More movement, footsteps approaching the open space of the door. Fear crawled up the back of Alex's neck. She reached around to the handgun holstered under her parka at the small of her back. She drew the weapon and held it in a two-fisted grip in front of her, just as Luna came trotting nonchalantly out to greet Alex at the bottom of the stairs.
And behind her, farther inside Pop's house, was a man--the dark-haired stranger from the back of the church last night. Despite the cold, he was dressed in nothing but a pair of loose blue jeans, which he was casually fastening as if he'd just rolled out of bed.

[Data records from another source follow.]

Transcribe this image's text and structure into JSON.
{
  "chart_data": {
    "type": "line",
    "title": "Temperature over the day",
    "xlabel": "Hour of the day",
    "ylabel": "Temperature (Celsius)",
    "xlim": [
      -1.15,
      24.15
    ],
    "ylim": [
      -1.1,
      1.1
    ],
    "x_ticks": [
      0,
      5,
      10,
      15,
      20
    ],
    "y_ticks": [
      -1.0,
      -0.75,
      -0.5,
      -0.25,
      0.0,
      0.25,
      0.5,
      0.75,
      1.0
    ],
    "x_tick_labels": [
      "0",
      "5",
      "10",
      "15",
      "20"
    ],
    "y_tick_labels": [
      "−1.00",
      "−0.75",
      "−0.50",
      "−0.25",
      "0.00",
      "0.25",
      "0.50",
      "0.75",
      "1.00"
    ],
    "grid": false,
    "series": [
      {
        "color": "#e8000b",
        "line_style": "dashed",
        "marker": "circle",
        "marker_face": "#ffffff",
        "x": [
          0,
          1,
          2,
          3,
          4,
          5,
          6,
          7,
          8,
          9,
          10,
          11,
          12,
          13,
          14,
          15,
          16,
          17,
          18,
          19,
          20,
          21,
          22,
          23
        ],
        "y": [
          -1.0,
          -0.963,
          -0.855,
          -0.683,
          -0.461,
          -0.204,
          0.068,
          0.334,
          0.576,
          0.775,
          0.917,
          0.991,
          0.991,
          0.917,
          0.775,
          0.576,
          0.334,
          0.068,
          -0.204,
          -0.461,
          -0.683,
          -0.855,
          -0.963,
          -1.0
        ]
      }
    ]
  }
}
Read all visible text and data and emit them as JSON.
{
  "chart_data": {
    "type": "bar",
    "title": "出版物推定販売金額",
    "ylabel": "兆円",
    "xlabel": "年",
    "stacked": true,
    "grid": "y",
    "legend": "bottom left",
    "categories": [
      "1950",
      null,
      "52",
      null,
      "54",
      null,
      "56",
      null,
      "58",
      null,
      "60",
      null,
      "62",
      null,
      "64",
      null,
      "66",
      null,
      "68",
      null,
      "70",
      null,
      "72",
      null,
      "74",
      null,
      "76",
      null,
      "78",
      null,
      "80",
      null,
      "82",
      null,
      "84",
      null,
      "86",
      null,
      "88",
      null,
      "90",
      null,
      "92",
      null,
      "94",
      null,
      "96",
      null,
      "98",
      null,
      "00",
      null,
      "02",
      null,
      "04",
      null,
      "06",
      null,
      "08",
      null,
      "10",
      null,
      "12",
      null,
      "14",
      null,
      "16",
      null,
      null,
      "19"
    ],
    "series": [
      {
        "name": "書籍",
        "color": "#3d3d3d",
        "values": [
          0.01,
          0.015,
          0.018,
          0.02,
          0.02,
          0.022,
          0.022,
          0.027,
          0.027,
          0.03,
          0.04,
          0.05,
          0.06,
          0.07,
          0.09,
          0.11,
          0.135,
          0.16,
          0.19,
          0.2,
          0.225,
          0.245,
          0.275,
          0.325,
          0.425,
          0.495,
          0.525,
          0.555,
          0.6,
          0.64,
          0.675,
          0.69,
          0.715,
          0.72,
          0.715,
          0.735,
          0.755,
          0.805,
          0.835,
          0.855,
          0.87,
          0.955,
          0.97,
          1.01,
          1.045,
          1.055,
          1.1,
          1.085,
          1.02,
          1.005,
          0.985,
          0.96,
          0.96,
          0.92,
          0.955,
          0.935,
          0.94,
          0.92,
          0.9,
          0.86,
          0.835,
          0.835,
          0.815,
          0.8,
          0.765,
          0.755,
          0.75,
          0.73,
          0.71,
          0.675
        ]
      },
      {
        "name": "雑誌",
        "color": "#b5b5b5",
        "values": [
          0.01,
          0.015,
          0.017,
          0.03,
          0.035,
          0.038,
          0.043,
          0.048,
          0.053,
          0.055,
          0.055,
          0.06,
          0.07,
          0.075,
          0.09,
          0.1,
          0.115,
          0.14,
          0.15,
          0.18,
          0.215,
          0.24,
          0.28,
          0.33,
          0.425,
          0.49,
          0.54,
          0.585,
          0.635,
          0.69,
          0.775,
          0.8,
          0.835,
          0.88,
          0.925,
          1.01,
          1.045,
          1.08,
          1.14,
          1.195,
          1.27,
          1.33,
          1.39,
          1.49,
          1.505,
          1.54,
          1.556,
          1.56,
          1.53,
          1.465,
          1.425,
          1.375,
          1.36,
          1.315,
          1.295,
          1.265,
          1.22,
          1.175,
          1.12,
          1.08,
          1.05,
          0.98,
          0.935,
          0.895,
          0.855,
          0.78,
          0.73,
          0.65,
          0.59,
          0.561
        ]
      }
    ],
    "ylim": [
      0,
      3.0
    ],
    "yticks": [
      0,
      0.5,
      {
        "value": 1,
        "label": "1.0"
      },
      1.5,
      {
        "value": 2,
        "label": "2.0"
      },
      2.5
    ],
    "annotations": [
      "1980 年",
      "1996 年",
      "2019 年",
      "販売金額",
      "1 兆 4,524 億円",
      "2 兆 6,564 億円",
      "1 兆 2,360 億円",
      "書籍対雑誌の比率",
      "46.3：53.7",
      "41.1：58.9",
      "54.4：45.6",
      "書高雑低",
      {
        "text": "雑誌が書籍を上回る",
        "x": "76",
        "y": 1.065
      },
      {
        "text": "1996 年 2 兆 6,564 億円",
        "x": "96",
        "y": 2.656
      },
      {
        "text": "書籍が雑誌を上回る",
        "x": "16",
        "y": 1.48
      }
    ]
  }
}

He held Alex's incredulous gaze with a calmness she could hardly fathom, looking for all the world like staring down the barrel of a loaded .45 was something he did every day.
"You," Alex murmured, her breath clouding in front of her. "Who are you? What the hell are you doing out here?"
He stood unmoving, unfazed, inside the main room of the house. Instead of answering her questions, he tipped his strong, squared chin to indicate her pistol. "You mind pointing that somewhere else?"
"Yeah, maybe I do," she said, her pulse still pounding and not entirely from fear now. The guy was intimidating, nearly six-and-a-half-feet tall, with broad, muscled shoulders and powerful biceps that looked capable of dead-lifting a bull moose. Beneath an unusual pattern of hennalike tattoos that danced artfully over his chest, torso, and arms in some kind of intricate tribal design, his skin had the smooth, golden color of a Native. His hair seemed to indicate the same lineage, jet black and straight, the close-chopped spikes looking as silky as a raven's wing.
Only his eyes gave him away as something other than pure Alaskan. Pale silver, piercing against the thick, inky lashes that fringed them, they held Alex in a grip that felt almost physical.